There are nearly 12 million disabled people in the UK, and sailing offers the unique opportunity for all of these people to participate on a level playing field.
RYA Sailability is the RYA’s programme for disabled sailing and was established to encourage and support people with disabilities to take up sailing and other boating activities and integrate them into the boating community. Since its inception in 1997 over 53,000 people with a disability have been able to experience sailing through the programme each year, with some 15,000 participating on a regular basis.
Debbie Blachford, RYA Sailability Manager, said: “Sailing is a very inclusive and diverse sport. There is no reason anyone should not be able to get afloat and have a go. All of our Sailability sites are run by experienced, skilled and enthusiastic volunteers offering a variety of flexible and enjoyable sessions on specially adapted boats.”
There are many ways to start sailing, regardless of disability, and with over 200 Sailability sites across the UK there are many options for anyone wanting to give it a try.
One of these sites, Wealden Sailability, based in Sevenoaks, Kent, was recently awarded the Queens Award for Volunteering.
Initially formed in 2008 as Bough Beech Sailability, the group moved to its current location at Chipstead Sailing Club in 2011.
Recent years have seen impressive expansion in the number of people sailing at the club, going from around six regular participants to having up to 30 at any one session in recent years.
The group, supported by around 70 regular volunteers, run sessions twice a week on Tuesday and Thursday evenings from April through to October. The group has grown rapidly in recent years from around 328 participants to more than 1,300 this year.
Wealden Sailability Trustee and volunteer John King believes the group is thriving because of the spirit of fun and enjoyment that runs through every session.
“When we were presented with the Queen’s Award, the father of one of our regular sailors said that the best thing about us is that each session is fun, and we pride ourselves on that.
“If someone wants to come and sail with us for the whole day or just an hour or two, they are welcome to.
“We have a whole range of people. We have 60-70 year-old stroke victims racing alongside seven-year-olds who are on the Autism spectrum.
“Since 2008 we have built up a fleet of around 19 specially adapted boats for our clients to use. We have three Laser Stratos keelboats, an RS Venture keelboat, as well as a few Martin 16 boats for the racers.
Emma Dakin, from Lutterworth, Leicestershire, has sailed at Northampton Sailability for the past ten years. Having been blind from birth, Emma believes that sailing offers her something that other sports have been unable to.
“I used to sail at school very independently and I really enjoyed it, but then I had my family and did not have the time for it. Once my youngest started school I had a bit more time to do some hobbies again. I was having a tough time and had tried various sports, but none of them gave me a lot of joy until I took up sailing again.
“I gained my Dinghy Level 2 from a mainstream training centre, and after that I joined Northampton Sailability.
“The man who ran the course was so lovely and he had great communication skills.
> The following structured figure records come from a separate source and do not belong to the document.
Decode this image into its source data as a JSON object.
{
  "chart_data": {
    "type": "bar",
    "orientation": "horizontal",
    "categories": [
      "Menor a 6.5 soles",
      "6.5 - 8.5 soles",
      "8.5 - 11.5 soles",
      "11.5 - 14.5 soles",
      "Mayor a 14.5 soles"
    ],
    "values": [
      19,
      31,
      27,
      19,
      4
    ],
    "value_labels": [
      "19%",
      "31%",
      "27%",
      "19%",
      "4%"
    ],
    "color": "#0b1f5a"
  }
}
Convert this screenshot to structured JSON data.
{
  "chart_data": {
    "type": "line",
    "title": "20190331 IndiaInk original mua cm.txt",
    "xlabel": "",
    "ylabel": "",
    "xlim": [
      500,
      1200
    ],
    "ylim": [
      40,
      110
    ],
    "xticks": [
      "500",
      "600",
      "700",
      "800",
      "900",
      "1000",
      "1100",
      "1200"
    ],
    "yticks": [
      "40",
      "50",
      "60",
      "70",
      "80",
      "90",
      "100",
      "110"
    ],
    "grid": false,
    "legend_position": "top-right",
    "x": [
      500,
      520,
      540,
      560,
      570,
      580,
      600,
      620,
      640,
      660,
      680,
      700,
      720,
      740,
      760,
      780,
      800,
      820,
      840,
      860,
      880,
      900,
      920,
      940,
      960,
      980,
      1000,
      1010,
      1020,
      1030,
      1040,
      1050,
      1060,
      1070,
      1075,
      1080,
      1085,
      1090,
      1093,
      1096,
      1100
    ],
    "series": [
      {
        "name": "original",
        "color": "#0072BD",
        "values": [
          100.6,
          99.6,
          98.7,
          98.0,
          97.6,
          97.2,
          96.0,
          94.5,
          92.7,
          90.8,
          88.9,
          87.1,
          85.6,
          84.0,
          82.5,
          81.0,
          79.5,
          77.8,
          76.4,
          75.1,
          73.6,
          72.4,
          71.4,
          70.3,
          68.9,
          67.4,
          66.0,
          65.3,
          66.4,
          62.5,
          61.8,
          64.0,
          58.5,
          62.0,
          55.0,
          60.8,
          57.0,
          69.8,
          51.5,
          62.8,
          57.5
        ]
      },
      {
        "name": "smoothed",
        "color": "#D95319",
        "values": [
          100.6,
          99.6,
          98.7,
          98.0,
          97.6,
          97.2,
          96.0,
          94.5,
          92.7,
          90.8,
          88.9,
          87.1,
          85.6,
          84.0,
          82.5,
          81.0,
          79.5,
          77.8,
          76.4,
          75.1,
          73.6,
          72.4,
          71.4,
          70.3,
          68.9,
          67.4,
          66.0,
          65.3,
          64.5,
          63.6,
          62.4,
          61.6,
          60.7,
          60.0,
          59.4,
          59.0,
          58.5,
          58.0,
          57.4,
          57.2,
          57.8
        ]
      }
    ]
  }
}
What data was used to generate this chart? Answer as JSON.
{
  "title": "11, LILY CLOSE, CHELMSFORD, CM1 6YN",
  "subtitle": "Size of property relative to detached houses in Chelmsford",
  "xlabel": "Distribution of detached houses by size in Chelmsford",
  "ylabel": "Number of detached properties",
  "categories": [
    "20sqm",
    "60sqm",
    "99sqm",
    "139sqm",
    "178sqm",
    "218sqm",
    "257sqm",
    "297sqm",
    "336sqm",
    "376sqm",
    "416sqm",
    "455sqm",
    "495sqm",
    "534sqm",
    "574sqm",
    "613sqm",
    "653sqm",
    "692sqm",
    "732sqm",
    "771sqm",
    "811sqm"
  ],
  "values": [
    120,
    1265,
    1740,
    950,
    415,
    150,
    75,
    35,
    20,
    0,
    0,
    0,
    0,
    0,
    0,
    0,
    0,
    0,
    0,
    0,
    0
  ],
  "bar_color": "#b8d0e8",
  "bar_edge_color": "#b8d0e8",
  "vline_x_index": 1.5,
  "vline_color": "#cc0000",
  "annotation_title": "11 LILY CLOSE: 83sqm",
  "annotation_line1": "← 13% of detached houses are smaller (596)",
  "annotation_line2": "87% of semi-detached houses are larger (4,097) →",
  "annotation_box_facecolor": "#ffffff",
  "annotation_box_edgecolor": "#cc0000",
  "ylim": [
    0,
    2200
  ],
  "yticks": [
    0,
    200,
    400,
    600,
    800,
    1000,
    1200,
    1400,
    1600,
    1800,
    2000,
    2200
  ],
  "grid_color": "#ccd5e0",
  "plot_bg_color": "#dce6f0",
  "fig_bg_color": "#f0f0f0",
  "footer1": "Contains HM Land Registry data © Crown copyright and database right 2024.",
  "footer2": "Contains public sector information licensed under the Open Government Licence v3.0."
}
When I first started, I asked if he wanted to see my piece of paper, but he said no, you tell me what you can do and I will believe you, and that was so refreshing that he had faith in me.”
Emma, 48, believes that the volunteers responsible for running the sessions are vital in ensuring everyone feels included and can progress their sailing as far as they want.
“The volunteers are keen that the people who sail are also involved in the running of the club. There is real commitment to proper equality that we are all in it together, we are all capable of making good decisions and we are all in it together.
“As the years have gone by, I have been able to get more involved. The club has not forced me. If you just want to just turn up and have fun that is fine, if you want to do more you can.
“I have been able to gain confidence, and there have been people to take me out and teach me and I have done some Spinnaker training.
Emma, who also suffers with depression, believes that her regular involvement with Northampton Sailability has helped her through difficult moments in her life.
“Sailing has really helped me to live with my depression. It has really helped me cope, given me an outlet. Sailing requires a lot of skills and concentration, and has made life bearable in many ways. It is also exciting being in a capsizable boat with a spinnaker up. Life can get me down and sometimes it is really good to have a hobby with people you enjoy being with.”
Whilst with Northampton Sailability, Emma has been able to become an Assistant Instructor, and is keen to continue progressing and help others start in the sport.
“I love taking people out and I want to do more volunteering and push on and help more people learn to sail. Club members have been really supportive of me getting my Instructor qualifications.”
The 2016 Sailability National Conference Annual Dinner and Volunteer Awards Ceremony will take place at Wyboston Lakes Executive Centre on 20 February.
Now in its ninth year, the conference will offer a unique opportunity for Sailability site representatives and individuals to exchange experiences, ideas and learn more about Sailability services.
There will be a series of informative and engaging workshops held throughout the day, aimed at supporting and encouraging growth at all 201 Sailability sites across the UK.